La littérature ouvrière italienne des années 70 porte souvent le souvenir lumineux d'une jeunesse que le dénuement n'atteignait pas. C'est le cas ci-dessous pour cet extrait du livre de Tommaso di Ciaula. Alors ouvrier dans la région des Pouilles, il livre de courtes strophes sur sa vie dans et à l'ombre du "dragon-usine" : des espoirs de sa classe lucidement teintés de pessimisme. Une écriture douce-amère sans faux-semblants, tranchante comme les machines qu'il manipule.
Qui peut oublier certaines promenades à bicyclettes : par groupes le long des sentiers lunaires en respirant la brume bleue tandis que chantaient les grenouilles et les oiseaux de nuit.
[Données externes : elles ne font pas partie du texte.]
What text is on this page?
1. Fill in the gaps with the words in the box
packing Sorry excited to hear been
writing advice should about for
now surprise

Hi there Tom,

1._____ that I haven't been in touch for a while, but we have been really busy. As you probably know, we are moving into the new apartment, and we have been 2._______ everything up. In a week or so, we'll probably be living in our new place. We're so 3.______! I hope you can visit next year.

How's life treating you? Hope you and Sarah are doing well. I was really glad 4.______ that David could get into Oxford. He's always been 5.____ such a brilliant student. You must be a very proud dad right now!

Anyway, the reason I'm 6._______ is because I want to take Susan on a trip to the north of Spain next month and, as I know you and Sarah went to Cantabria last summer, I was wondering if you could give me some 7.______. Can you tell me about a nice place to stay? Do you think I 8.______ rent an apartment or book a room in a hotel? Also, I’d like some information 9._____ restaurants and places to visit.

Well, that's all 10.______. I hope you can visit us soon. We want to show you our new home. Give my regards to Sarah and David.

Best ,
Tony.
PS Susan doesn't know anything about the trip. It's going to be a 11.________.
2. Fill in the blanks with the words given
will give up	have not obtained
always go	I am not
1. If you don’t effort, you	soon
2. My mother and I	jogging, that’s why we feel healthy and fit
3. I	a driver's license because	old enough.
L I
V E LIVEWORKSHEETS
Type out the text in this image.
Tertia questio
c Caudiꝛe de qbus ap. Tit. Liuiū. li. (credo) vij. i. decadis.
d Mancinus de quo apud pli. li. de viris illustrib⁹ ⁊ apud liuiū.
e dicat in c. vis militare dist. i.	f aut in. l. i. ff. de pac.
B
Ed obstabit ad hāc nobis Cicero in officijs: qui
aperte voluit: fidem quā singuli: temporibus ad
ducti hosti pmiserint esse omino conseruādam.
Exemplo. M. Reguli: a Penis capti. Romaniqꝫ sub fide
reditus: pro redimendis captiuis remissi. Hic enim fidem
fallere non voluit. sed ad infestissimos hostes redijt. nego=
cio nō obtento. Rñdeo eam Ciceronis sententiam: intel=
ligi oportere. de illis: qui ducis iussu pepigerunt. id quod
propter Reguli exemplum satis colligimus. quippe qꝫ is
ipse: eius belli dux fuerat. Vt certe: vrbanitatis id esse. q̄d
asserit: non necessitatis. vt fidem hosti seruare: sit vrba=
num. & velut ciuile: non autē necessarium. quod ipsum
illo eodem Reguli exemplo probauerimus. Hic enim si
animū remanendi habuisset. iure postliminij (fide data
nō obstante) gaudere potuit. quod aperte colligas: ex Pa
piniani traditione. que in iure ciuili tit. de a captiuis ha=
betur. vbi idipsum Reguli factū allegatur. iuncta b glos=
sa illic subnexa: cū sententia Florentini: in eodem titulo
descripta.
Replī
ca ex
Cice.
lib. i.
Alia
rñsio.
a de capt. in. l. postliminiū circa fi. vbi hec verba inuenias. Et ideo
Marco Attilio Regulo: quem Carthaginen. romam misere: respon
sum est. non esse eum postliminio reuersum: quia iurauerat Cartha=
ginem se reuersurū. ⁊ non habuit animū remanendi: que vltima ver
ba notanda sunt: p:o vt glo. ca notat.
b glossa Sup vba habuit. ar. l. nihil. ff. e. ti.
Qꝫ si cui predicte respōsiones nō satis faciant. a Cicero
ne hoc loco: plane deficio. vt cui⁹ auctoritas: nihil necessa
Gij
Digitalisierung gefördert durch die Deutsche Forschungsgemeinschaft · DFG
Nous maraudions dans les arbres chargés de fruits et, quand nos ventres n'en pouvaient plus, il y avait de la place dans nos poches et dans nos maillots ; une fois en sautant le mur, la poitrine pleine d'oranges, un copain tomba à l'intérieur du jardin. Le propriétaire le rossa. D'autres fois on emportait du pain et du vin et on restait dehors toute la nuit. Il y en avait qui dormaient, d'autres racontaient des histoires de fantômes, quelques-une exploraient la campagne à la recherche de bois pour faire un feu de joie. Le matin, quand on se réveillait, on aurait dit le premier matin du monde, on se sentait vrai et heureux. Au diable l'usine et ceux qui l'ont inventée.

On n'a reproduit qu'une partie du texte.